Each wife was married to the husband when their respective husbands’ benefits commenced. Both wives were then divorced from their husbands. At some point after the two divorces, the employer terminated the plan and paid the benefits to the participating employees in a lump sum, thereby depriving the wives of their survivor benefits. It then formally reconstrued “eligible spouse” to mean a person married to a plan participant on the date when the plan was terminated, so that neither wife was entitled to survivor benefits. Both wives sued the plan, seeking a judgment that they were entitled to survivor benefits.

(b) Issue: Were the wives entitled to survivor benefits?

(c) Answer to Issue: Yes.

(d) Summary of Rationale: The courts defer to the plan administrator’s construction of its own plan if the construction is reasonable. But the plan’s construction of “eligible spouse” was not reasonable. “While the term ‘Eligible Spouse’ might be ambiguous standing alone, the definition of the term in the plan is not ambiguous: an Eligible Spouse is the spouse of the Participant on the day he begins to receive retirement benefits.” Id. at 1279. “The Plan Administrator has impermissibly and unilaterally appended an additional requirement beyond what the Plan provides that adversely impacts the Plan’s beneficiaries.” Id. “The Plan Administrator’s interpretation constitutes a material modification to the terms of the Plan that adversely impacts the expectations of beneficiaries who reasonably relied on the express language of the plans when they may have made decisions on their marital property division of at the end of their marriages.” Id.

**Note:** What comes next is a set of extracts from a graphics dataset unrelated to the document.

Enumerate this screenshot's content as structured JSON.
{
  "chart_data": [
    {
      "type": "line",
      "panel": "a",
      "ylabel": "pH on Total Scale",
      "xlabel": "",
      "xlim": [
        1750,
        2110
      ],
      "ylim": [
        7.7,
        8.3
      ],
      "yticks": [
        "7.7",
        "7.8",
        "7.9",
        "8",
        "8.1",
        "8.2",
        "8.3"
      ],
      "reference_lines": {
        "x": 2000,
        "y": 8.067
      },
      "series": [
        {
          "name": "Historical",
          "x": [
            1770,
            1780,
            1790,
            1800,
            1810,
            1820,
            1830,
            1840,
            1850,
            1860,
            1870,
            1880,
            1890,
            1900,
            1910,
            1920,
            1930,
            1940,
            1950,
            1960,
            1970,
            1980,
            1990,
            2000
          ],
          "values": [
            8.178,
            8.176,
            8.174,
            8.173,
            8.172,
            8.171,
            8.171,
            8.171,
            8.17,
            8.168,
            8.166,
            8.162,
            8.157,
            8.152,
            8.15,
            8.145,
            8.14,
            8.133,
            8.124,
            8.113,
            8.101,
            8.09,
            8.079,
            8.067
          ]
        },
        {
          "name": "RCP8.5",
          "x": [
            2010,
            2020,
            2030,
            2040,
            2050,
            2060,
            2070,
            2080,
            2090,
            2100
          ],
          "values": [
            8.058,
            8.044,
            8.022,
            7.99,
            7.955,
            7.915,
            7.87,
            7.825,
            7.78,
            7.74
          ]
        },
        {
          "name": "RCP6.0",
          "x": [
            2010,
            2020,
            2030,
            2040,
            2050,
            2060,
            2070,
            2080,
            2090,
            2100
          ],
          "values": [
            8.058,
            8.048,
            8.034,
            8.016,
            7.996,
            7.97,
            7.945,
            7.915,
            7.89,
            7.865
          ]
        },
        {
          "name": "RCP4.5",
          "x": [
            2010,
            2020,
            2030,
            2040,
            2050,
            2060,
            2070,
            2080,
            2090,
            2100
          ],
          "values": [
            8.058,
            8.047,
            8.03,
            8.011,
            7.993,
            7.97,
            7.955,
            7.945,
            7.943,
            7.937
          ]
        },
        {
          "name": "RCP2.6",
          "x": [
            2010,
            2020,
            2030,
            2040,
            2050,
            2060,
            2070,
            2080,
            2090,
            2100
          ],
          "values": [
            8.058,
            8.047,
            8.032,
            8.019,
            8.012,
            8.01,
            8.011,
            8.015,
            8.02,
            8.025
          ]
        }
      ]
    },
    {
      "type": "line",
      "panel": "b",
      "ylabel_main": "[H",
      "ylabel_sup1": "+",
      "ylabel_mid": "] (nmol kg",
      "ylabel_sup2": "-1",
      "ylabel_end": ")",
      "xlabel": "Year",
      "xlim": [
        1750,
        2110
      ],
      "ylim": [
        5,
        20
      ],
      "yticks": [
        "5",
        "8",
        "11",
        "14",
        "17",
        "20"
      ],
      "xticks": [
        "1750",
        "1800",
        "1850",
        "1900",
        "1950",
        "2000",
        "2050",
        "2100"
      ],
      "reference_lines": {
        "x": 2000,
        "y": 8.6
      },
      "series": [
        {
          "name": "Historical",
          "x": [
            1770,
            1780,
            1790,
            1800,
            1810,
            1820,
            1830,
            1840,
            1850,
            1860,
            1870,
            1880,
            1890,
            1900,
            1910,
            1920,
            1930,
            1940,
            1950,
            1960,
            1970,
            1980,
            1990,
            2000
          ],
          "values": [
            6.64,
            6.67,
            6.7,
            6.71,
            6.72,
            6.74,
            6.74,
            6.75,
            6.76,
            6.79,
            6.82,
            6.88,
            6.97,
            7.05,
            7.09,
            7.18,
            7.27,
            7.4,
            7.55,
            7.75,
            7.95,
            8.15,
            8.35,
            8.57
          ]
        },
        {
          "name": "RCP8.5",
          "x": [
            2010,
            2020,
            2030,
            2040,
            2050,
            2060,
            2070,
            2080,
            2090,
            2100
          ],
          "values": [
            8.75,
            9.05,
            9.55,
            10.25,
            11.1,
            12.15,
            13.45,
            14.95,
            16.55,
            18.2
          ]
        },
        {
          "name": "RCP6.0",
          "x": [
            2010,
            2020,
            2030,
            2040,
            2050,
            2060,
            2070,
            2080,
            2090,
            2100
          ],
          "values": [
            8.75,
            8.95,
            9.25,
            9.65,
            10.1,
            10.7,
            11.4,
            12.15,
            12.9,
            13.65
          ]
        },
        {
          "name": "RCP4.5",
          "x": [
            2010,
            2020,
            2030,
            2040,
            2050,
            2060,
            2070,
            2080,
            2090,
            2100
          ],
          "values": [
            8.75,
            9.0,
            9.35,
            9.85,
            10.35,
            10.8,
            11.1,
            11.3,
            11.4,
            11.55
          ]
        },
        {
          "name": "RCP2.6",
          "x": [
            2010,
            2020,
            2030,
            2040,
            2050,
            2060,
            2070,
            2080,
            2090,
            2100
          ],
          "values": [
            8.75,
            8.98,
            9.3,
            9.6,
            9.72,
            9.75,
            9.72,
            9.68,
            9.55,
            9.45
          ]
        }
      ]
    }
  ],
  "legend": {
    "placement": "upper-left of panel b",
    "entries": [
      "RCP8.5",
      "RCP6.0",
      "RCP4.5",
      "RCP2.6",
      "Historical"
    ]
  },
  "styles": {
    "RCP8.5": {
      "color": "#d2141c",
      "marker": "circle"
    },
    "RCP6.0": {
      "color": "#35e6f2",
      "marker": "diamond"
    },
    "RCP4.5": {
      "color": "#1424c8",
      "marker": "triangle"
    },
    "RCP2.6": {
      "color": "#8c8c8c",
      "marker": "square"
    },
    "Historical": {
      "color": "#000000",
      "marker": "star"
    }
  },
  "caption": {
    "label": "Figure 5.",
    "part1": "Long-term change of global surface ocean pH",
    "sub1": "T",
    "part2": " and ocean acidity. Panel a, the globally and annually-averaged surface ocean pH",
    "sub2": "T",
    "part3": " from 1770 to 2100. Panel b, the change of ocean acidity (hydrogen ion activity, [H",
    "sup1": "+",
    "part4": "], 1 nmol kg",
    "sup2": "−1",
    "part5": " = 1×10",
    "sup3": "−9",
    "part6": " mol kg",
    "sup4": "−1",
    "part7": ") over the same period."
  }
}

Obvious Lesson: Do not make changes to your company’s pension plan for the purpose of taking rights away from former spouses of your employees. It seems quite possible that even if the employer had prevailed, its attorney’s fees alone would have approached or exceeded the cost of paying the benefits. Since the company did not prevail, it was left liable for both the benefits and its attorney’s fees –a very substantial sum. The actions of the company in Hoak were not wise business decisions.

Observation: Alternate payees under QDROs and spouses who are direct beneficiaries under the plan (as the wives were in Hoak) are members of the plan, and they have standing to sue the plan if deprived of plan benefits. A decision to sue the plan should not be made lightly, as such a suit is extremely expensive, and significant deference is given to the plan administrator’s decisions. But when the plan starts denying benefits arbitrarily, there may come a point at which suing the plan is the only option. Hoak shows that it is not impossible for a former spouse to prevail in such an action.